JCI Insight . 2025 Jul 8; 10(13): e189988. 

doi: 10.1172/jci.insight.189988.

Abstract: 

Parkinson's disease (PD) is a neurodegenerative disorder with both genetic and environmental factors contributing to pathogenesis. Viral infections are potential environmental triggers that influence PD pathology. Using ViroFind, an unbiased platform for whole virome sequencing, along with quantitative PCR (qPCR), we identified human pegivirus (HPgV) in 5 of 10 (50%) of PD brains, confirmed by IHC in 2 of 2 cases, suggesting an association with PD. All 14 age- and sex-matched controls were HPgV negative.

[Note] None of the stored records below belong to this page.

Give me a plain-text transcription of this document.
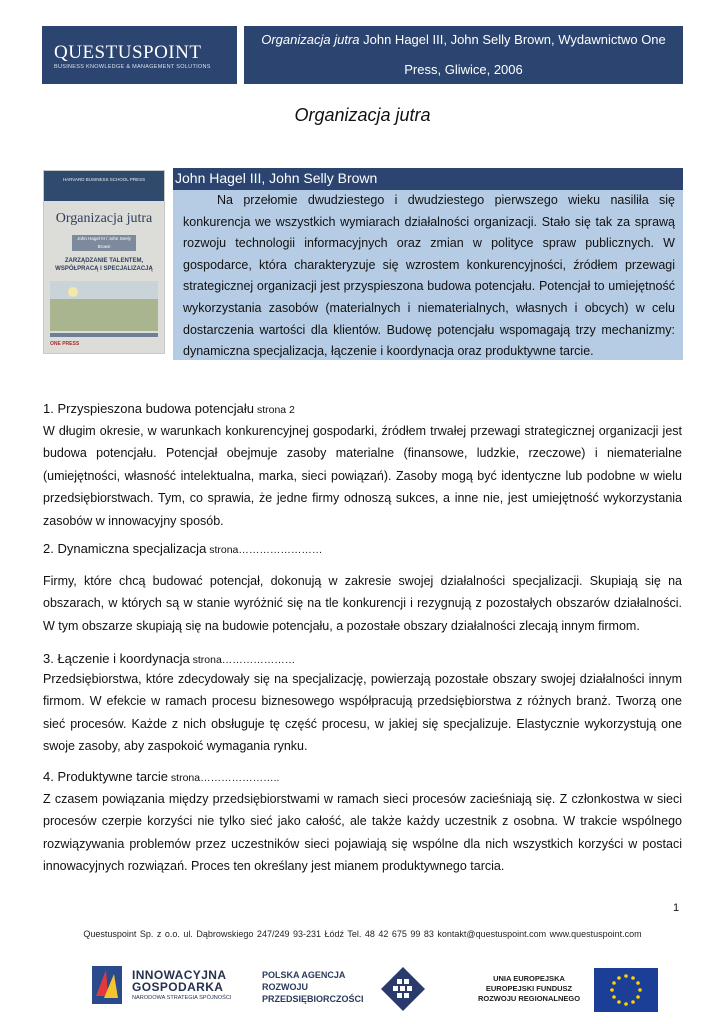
QUESTUSPOINT
BUSINESS KNOWLEDGE & MANAGEMENT SOLUTIONS
Organizacja jutra John Hagel III, John Selly Brown, Wydawnictwo One
Press, Gliwice, 2006
Organizacja jutra
HARVARD BUSINESS SCHOOL PRESS
Organizacja jutra
John Hagel III / John Seely Brown
ZARZĄDZANIE TALENTEM,
WSPÓŁPRACĄ I SPECJALIZACJĄ
ONE PRESS
John Hagel III, John Selly Brown
Na przełomie dwudziestego i dwudziestego pierwszego wieku nasiliła się konkurencja we wszystkich wymiarach działalności organizacji. Stało się tak za sprawą rozwoju technologii informacyjnych oraz zmian w polityce spraw publicznych. W gospodarce, która charakteryzuje się wzrostem konkurencyjności, źródłem przewagi strategicznej organizacji jest przyspieszona budowa potencjału. Potencjał to umiejętność wykorzystania zasobów (materialnych i niematerialnych, własnych i obcych) w celu dostarczenia wartości dla klientów. Budowę potencjału wspomagają trzy mechanizmy: dynamiczna specjalizacja, łączenie i koordynacja oraz produktywne tarcie.
1. Przyspieszona budowa potencjału strona 2
W długim okresie, w warunkach konkurencyjnej gospodarki, źródłem trwałej przewagi strategicznej organizacji jest budowa potencjału. Potencjał obejmuje zasoby materialne (finansowe, ludzkie, rzeczowe) i niematerialne (umiejętności, własność intelektualna, marka, sieci powiązań). Zasoby mogą być identyczne lub podobne w wielu przedsiębiorstwach. Tym, co sprawia, że jedne firmy odnoszą sukces, a inne nie, jest umiejętność wykorzystania zasobów w innowacyjny sposób.
2. Dynamiczna specjalizacja strona……………………
Firmy, które chcą budować potencjał, dokonują w zakresie swojej działalności specjalizacji. Skupiają się na obszarach, w których są w stanie wyróżnić się na tle konkurencji i rezygnują z pozostałych obszarów działalności. W tym obszarze skupiają się na budowie potencjału, a pozostałe obszary działalności zlecają innym firmom.
3. Łączenie i koordynacja strona…………………
Przedsiębiorstwa, które zdecydowały się na specjalizację, powierzają pozostałe obszary swojej działalności innym firmom. W efekcie w ramach procesu biznesowego współpracują przedsiębiorstwa z różnych branż. Tworzą one sieć procesów. Każde z nich obsługuje tę część procesu, w jakiej się specjalizuje. Elastycznie wykorzystują one swoje zasoby, aby zaspokoić wymagania rynku.
4. Produktywne tarcie strona…………………..
Z czasem powiązania między przedsiębiorstwami w ramach sieci procesów zacieśniają się. Z członkostwa w sieci procesów czerpie korzyści nie tylko sieć jako całość, ale także każdy uczestnik z osobna. W trakcie wspólnego rozwiązywania problemów przez uczestników sieci pojawiają się wspólne dla nich wszystkich korzyści w postaci innowacyjnych rozwiązań. Proces ten określany jest mianem produktywnego tarcia.
1
Questuspoint Sp. z o.o. ul. Dąbrowskiego 247/249 93-231 Łódź Tel. 48 42 675 99 83 kontakt@questuspoint.com www.questuspoint.com
INNOWACYJNA
GOSPODARKA
NARODOWA STRATEGIA SPÓJNOŚCI
POLSKA AGENCJA
ROZWOJU
PRZEDSIĘBIORCZOŚCI
UNIA EUROPEJSKA
EUROPEJSKI FUNDUSZ
ROZWOJU REGIONALNEGO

HPgV-brain positive patients with PD showed increased neuropathology by Braak stage and Complexin-2 levels, while those positive in the blood had higher IGF-1 and lower pS65-ubiquitin, supporting disruption in metabolism or mitophagy in response to HPgV. RNA-Seq revealed altered immune signaling in HPgV-infected PD samples, including consistent suppression of IL-4 signaling in both the brain and blood. Longitudinal analysis of blood samples showed a genotype-dependent viral response, with HPgV titers correlating directly with IL-4 signaling in a LRRK2 genotype-dependent manner. YWHAB was a key hub gene in the LRRK2 genotypic response, which exhibited an altered relationship with immune-related factors, including NFKB1, ITPR2, and LRRK2 itself, in patients with PD who are positive for HPgV. These results suggest a role for HPgV in shaping PD pathology and highlight the complex interplay between viral infection, immunity, and neuropathogenesis.